While Lotteria occasionally goes completely nuts and has iconic horror movie characters work its registers, the chain’s eccentricity is primarily confined to the menu, with items such as the side-by-side double-patty twin burger and colossal Evangelion cheese burger with roughly a week’s worth of meat. The chain’s newest offering reimagines the savory Japanese crepe okonomiyaki as a burger.
The word okonomiyaki literally means “grilled things you like,” and consists of flat-grilled shredded cabbage, egg, and an assortment of other ingredients chosen by the diner, all topped with a sweet sauce and often mayonnaise and shaved bonito flakes s well. It’s especially popular in the cities of Hiroshima and Osaka, with residents of both cities claiming that their town is the original home of the dish.
▼ Okonomiyaki
Two different versions of Lotteria’s okonomiyaki burger went on sale on August 19. The hanjuku tamago includes a soft-boiled egg, while the modern style comes with stir-fried noodles and a fried egg.

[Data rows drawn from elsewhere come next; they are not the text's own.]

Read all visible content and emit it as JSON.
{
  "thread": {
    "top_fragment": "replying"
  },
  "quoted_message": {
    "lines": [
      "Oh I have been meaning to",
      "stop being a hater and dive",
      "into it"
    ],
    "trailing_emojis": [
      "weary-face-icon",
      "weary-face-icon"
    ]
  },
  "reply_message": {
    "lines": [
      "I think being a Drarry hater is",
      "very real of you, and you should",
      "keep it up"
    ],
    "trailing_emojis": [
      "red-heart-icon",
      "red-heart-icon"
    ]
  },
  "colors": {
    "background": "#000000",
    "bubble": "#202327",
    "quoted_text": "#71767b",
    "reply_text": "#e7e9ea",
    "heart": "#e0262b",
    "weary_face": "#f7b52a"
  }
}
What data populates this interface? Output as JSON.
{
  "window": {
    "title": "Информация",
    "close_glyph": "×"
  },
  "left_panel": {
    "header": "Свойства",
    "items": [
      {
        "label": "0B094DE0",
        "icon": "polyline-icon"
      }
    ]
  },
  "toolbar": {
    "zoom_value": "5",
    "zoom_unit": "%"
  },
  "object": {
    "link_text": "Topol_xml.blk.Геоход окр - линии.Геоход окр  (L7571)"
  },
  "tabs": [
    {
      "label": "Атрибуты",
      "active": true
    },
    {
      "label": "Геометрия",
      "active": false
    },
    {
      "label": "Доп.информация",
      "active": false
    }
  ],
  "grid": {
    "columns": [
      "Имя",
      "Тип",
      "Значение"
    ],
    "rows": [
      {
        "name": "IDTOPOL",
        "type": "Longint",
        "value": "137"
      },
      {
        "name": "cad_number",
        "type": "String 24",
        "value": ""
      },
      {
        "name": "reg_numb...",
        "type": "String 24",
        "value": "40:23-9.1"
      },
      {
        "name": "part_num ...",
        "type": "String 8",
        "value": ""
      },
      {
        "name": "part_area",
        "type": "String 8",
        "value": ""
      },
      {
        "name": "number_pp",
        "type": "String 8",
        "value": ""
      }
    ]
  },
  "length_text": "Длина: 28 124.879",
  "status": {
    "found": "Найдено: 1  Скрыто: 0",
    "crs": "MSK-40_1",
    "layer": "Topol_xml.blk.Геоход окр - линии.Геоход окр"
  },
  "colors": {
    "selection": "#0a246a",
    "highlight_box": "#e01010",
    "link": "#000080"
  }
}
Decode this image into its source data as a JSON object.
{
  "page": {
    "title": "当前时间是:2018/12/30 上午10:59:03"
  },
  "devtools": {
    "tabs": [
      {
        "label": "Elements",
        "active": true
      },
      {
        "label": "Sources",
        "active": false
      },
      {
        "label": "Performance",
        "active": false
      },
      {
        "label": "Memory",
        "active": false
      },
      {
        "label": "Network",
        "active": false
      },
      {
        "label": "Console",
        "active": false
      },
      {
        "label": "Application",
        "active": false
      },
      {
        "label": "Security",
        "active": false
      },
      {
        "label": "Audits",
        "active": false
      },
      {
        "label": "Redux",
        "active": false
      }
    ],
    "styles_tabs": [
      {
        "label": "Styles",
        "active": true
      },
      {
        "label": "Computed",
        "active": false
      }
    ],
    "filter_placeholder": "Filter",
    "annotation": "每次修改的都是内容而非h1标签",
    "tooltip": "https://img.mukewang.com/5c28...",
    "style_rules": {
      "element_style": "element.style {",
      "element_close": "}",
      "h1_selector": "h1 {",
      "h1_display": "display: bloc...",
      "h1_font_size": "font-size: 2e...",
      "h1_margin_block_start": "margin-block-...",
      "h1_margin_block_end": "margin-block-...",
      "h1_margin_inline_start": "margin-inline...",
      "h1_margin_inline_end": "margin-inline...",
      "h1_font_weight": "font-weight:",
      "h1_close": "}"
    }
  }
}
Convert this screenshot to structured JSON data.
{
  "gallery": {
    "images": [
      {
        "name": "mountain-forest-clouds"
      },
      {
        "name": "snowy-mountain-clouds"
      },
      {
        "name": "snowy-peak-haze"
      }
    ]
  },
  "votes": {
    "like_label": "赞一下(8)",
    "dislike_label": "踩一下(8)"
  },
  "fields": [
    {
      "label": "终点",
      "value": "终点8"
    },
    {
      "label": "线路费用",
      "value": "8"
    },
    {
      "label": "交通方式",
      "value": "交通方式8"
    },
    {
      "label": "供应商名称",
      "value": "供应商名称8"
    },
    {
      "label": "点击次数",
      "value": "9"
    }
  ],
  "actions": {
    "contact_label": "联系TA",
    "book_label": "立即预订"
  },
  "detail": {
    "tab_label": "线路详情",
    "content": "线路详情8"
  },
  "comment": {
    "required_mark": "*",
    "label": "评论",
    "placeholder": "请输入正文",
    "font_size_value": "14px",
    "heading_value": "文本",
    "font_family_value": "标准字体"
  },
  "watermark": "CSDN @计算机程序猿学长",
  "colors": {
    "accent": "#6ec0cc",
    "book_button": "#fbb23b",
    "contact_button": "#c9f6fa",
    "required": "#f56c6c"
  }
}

On paper, it’s hard to fault Lotteria’s logic. Okonomiyaki and burgers are two mainstays of Japan’s cheap eats arena, both with strong flavors from their ingredients and sauces. Shouldn’t a little bit of gastronomic synergy be the natural result of simultaneously hitting your taste buds with multiple things that taste great?
Of course, I once thought the same thing about birthday cake and beer.
Sandwiched between the buns of the okonomiyaki burgers is something Lotteria has dubbed the okonomiyaki patty. We’ll get right to the point here. The okonomiyaki patty is not okonomiyaki.
If we had to call it something, we’d say it tastes and feels like Satsuma age, the fish cakes originally from Kyushu. There’s nothing wrong with Satsuma age. It’s a popular food that you can buy at supermarkets and specialty stores all over Japan, and if Lotteria wanted to call their new sandwiches Satsuma age burgers, we’d have less to complain about.
But we couldn’t help but be disappointed as we bit into the okonomiyaki burger and there was a party in our mouths without the headlining ingredient invited. Without anything that tastes like okonomiyaki itself, the whole experience is empty.
At least in the modern version okonomiyaki burger the sauce and shredded cabbage that are always a part of okonomiyaki are present and accounted for, as is the mayonnaise that many people add to theirs. Unfortunately, the noodles are dry and lacking in flavor.
Lotteria is now 0 for 2 in impressing us with their noodle sandwiches. In May they released a ramen burger in a collaboration with popular ramen chain Menya Musashi. While we had fun taking it apart and watching out iron-stomached reporter Mr. Sato chow down on an extra-large portion, in the end the various flavors in the sandwich clashed with each other, and eating it once was enough for us. We’d hoped Lotteria had stepped its game up in the months since, especially since the chain is definitely capable of making tasty food such as their shrimp and zeppin (“absolute”) cheese burgers, either of which we’d rather have than the okonomiyaki sandwiches.
That said, the basis of okonmiyaki is that different people like different things. If you’re still intrigued, the okonomiyaki burgers will be available until late September, at a price of 320 yen (US$3.20) for the hanjuku tamago, and 290 yen for the modern style.
Just bring us back a shrimp burger, OK?